Sabine Endres in der Bezirksregierung
Aus dem Nichts etwas erschaffen

Münster -

Die Künstlerin arbeitet stets frei: frei von Themen, frei von Vorbildern, Zwängen oder Material: Sabine Endres.

Mittwoch, 04.03.2020, 10:42 Uhr
Sabine Endres präsentiert ihre vielfältige Kunst bei der Regierungspräsidentin.
Sabine Endres präsentiert ihre vielfältige Kunst bei der Regierungspräsidentin. Foto: Sophie Scherler

Malerei, Collagen und Objektkunst: Sabine Endres ist vielfältig, ihre Arbeit interpretationsoffen. Licht und großzügig wirken die abstrakten Malereien. In unterschiedlichster Weise erinnern die Kompositionen an Landschaften und Unterwasserwelten – ab diesen Samstag in der Bezirksregierung.

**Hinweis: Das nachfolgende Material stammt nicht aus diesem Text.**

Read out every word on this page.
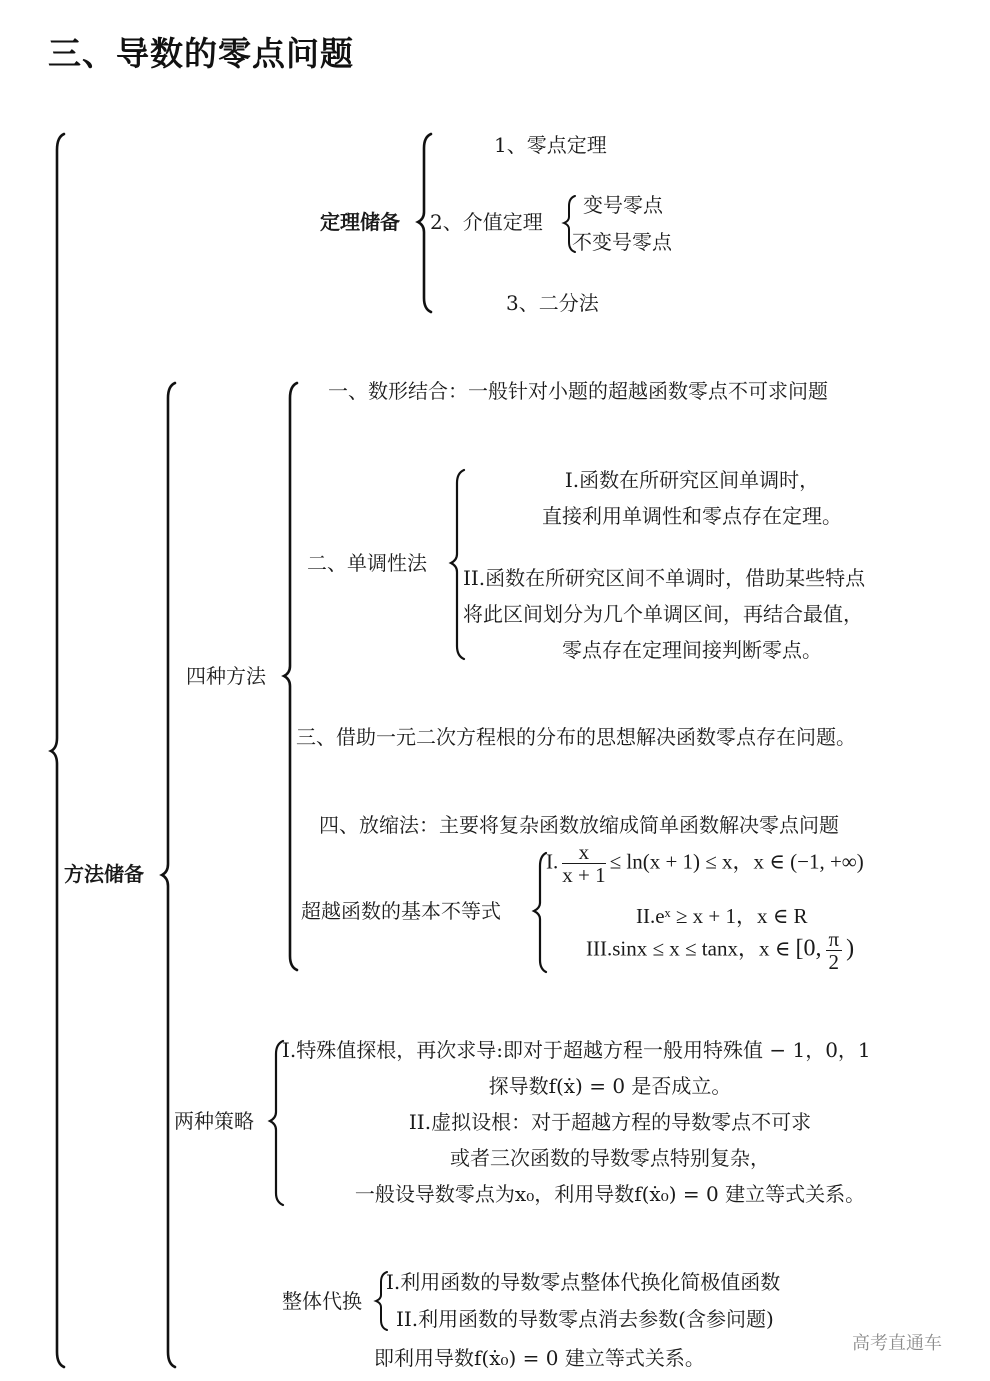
三、导数的零点问题
定理储备
1、零点定理
2、介值定理
变号零点
不变号零点
3、二分法
方法储备
四种方法
一、数形结合：一般针对小题的超越函数零点不可求问题
二、单调性法
I.函数在所研究区间单调时，
直接利用单调性和零点存在定理。
II.函数在所研究区间不单调时，借助某些特点
将此区间划分为几个单调区间，再结合最值，
零点存在定理间接判断零点。
三、借助一元二次方程根的分布的思想解决函数零点存在问题。
四、放缩法：主要将复杂函数放缩成简单函数解决零点问题
超越函数的基本不等式
I. $\frac{x}{x + 1} \le \ln(x + 1) \le x$，x ∈ (−1, +∞)
II.eˣ ≥ x + 1，x ∈ R
III.sinx ≤ x ≤ tanx，x ∈ [0, $\frac{\pi}{2}$ )
两种策略
I.特殊值探根，再次求导:即对于超越方程一般用特殊值 − 1，0，1
探导数f(ẋ) = 0 是否成立。
II.虚拟设根：对于超越方程的导数零点不可求
或者三次函数的导数零点特别复杂，
一般设导数零点为x₀，利用导数f(ẋ₀) = 0 建立等式关系。
整体代换
I.利用函数的导数零点整体代换化简极值函数
II.利用函数的导数零点消去参数(含参问题)
即利用导数f(ẋ₀) = 0 建立等式关系。
高考直通车
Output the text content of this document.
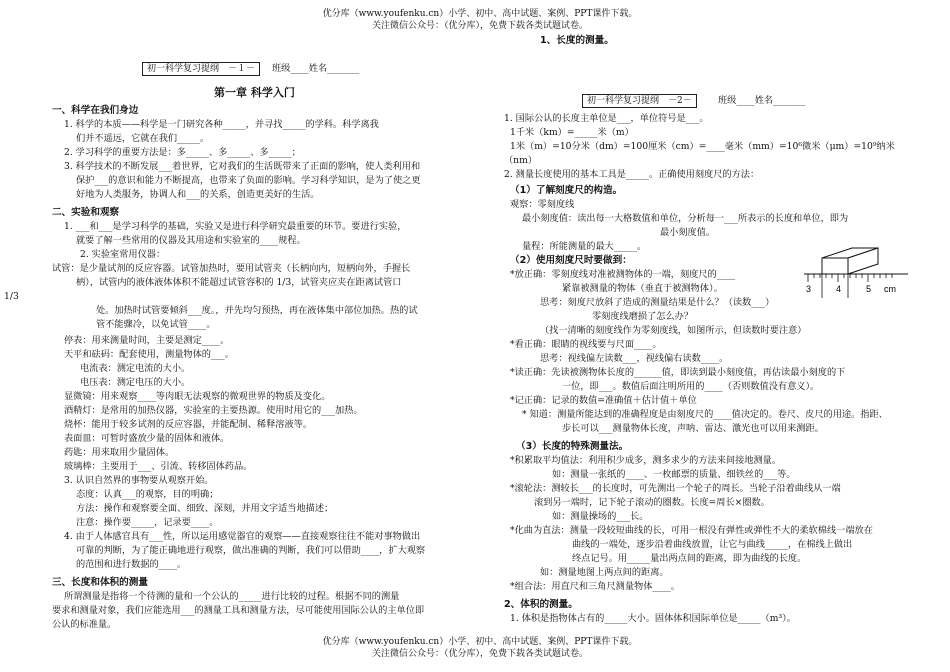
优分库（www.youfenku.cn）小学、初中、高中试题、案例、PPT课件下载。
关注微信公众号：（优分库），免费下载各类试题试卷。
优分库（www.youfenku.cn）小学、初中、高中试题、案例、PPT课件下载。
关注微信公众号：（优分库），免费下载各类试题试卷。
初一科学复习提纲　－１－	班级____姓名_______
第一章 科学入门
一、科学在我们身边
1. 科学的本质——科学是一门研究各种_____，并寻找_____的学科。科学离我
们并不遥远，它就在我们_____。
2. 学习科学的重要方法是：多_____、多_____、多_____；
3. 科学技术的不断发展___着世界，它对我们的生活既带来了正面的影响，使人类利用和
保护___的意识和能力不断提高，也带来了负面的影响。学习科学知识，是为了使之更
好地为人类服务，协调人和___的关系，创造更美好的生活。
二、实验和观察
1. ___和___是学习科学的基础，实验又是进行科学研究最重要的环节。要进行实验，
就要了解一些常用的仪器及其用途和实验室的____规程。
2. 实验室常用仪器：
试管：是少量试剂的反应容器。试管加热时，要用试管夹（长柄向内，短柄向外，手握长
柄），试管内的液体液体体积不能超过试管容积的 1/3，试管夹应夹在距离试管口
1/3
处。加热时试管要倾斜___度。，并先均匀预热，再在液体集中部位加热。热的试
管不能骤冷，以免试管____。
停表：用来测量时间，主要是测定____。
天平和砝码：配套使用，测量物体的___。
电流表：测定电流的大小。
电压表：测定电压的大小。
显微镜：用来观察____等肉眼无法观察的微观世界的物质及变化。
酒精灯：是常用的加热仪器，实验室的主要热源。使用时用它的___加热。
烧杯：能用于较多试剂的反应容器，并能配制、稀释溶液等。
表面皿：可暂时盛放少量的固体和液体。
药匙：用来取用少量固体。
玻璃棒：主要用于___、引流、转移固体药品。
3. 认识自然界的事物要从观察开始。
态度：认真___的观察，目的明确；
方法：操作和观察要全面、细致、深刻，并用文字适当地描述；
注意：操作要_____，记录要____。
4. 由于人体感官具有___性，所以运用感觉器官的观察——直接观察往往不能对事物做出
可靠的判断，为了能正确地进行观察，做出准确的判断，我们可以借助____，扩大观察
的范围和进行数据的____。
三、长度和体积的测量
所谓测量是指将一个待测的量和一个公认的_____进行比较的过程。根据不同的测量
要求和测量对象，我们应能选用___的测量工具和测量方法，尽可能使用国际公认的主单位即
公认的标准量。
1、长度的测量。
初一科学复习提纲　－2－	班级____姓名_______
1. 国际公认的长度主单位是___，单位符号是___。
1千米（km）=_____米（m）
1米（m）=10分米（dm）=100厘米（cm）=____毫米（mm）=10⁶微米（μm）=10⁹纳米
（nm）
2. 测量长度使用的基本工具是_____。正确使用刻度尺的方法：
（1）了解刻度尺的构造。
观察：零刻度线
最小刻度值：读出每一大格数值和单位，分析每一___所表示的长度和单位，即为
最小刻度值。
量程：所能测量的最大_____。
（2）使用刻度尺时要做到：
*放正确：零刻度线对准被测物体的一端，刻度尺的____
紧靠被测量的物体（垂直于被测物体）。
思考：刻度尺放斜了造成的测量结果是什么？（读数___）
零刻度线磨损了怎么办？
（找一清晰的刻度线作为零刻度线，如图所示，但读数时要注意）
*看正确：眼睛的视线要与尺面____。
思考：视线偏左读数___，视线偏右读数____。
*读正确：先读被测物体长度的______值，即读到最小刻度值，再估读最小刻度的下
一位，即___。数值后面注明所用的____（否则数值没有意义）。
*记正确：记录的数值=准确值＋估计值＋单位
* 知道：测量所能达到的准确程度是由刻度尺的____值决定的。卷尺、皮尺的用途。指距、
步长可以___测量物体长度，声呐、雷达、激光也可以用来测距。
（3）长度的特殊测量法。
*积累取平均值法：利用积少成多，测多求少的方法来间接地测量。
如：测量一张纸的____、一枚邮票的质量、细铁丝的___等。
*滚轮法：测较长___的长度时，可先测出一个轮子的周长。当轮子沿着曲线从一端
滚到另一端时，记下轮子滚动的圈数。长度=周长×圈数。
如：测量操场的___长。
*化曲为直法：测量一段较短曲线的长，可用一根没有弹性或弹性不大的柔软棉线一端放在
曲线的一端处，逐步沿着曲线放置，让它与曲线_____，在棉线上做出
终点记号。用_____量出两点间的距离，即为曲线的长度。
如：测量地图上两点间的距离。
*组合法：用直尺和三角尺测量物体____。
2、体积的测量。
1. 体积是指物体占有的_____大小。固体体积国际单位是_____（m³）。
3	4	5 cm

Die Künstlerin aber arbeitet stets frei: frei von Themen, frei von Vorbildern, Zwängen oder Material: „Ich habe immer gemalt, weil ich das Bedürfnis dazu hatte. Ich wollte aus Nichts etwas schaffen“, erklärt sie ihre Kunst. Dass nun nicht nur Malerei, sondern auch Collagen und Plastiken Teil ihres Repertoires sind, ist eigentlich das Ergebnis eines Stillstandes: „Früher habe ich ausschließlich gemalt. Doch 2009 kam ich an einen Punkt, wo alles figürliche aus meiner Kunst verschwunden war und ich nicht weiter kam. Ich musste mal was anderes machen; mein Gehirn sozusagen neustarten“, erläutert Endres. An einem Nachmittag habe sie einfach angefangen, mit den Materialien zu spielen und zu experimentieren. Daraus sind schnell neue Objekte entstanden. „Dadurch habe ich den Kopf wieder freibekommen. Das hat so gut funktioniert, dass ich bis heute stets im Wechsel arbeite.“

Eines ihrer aktuellen Werke nennt Sabine Endres „Losgelöst“. Es besteht aus einem dreiteiligen Korpus, der sich nach oben hin aufzulösen scheint. Filigrane Drähte erheben sich leiterähnlich in die Höhe, tragen dabei einzelne Holzplättchen. Der Raum in der Plastik steht für Freiheit; die Drähte und Linien symbolisieren Schwerelosigkeit und Immaterialität. Endres schafft mit ihrer Kunst nicht nur Sinnbilder geistiger Freiheit, sondern zeigt auch den mühevollen Weg dahin, der sowohl Befreiung im weitesten Sinne als auch Verantwortung für das eigene Sein und Handeln beinhaltet.

Die umfangreiche Einzelausstellung der preisgekrönten Künstlerin wird am Samstag (29. Februar) um 12 Uhr im Foyer der Bezirksregierung am Domplatz eröffnet. Eine Einführung hält der Künstler Dieter Nusbaum. Die Ausstellung ist bis zum 27. März zu sehen.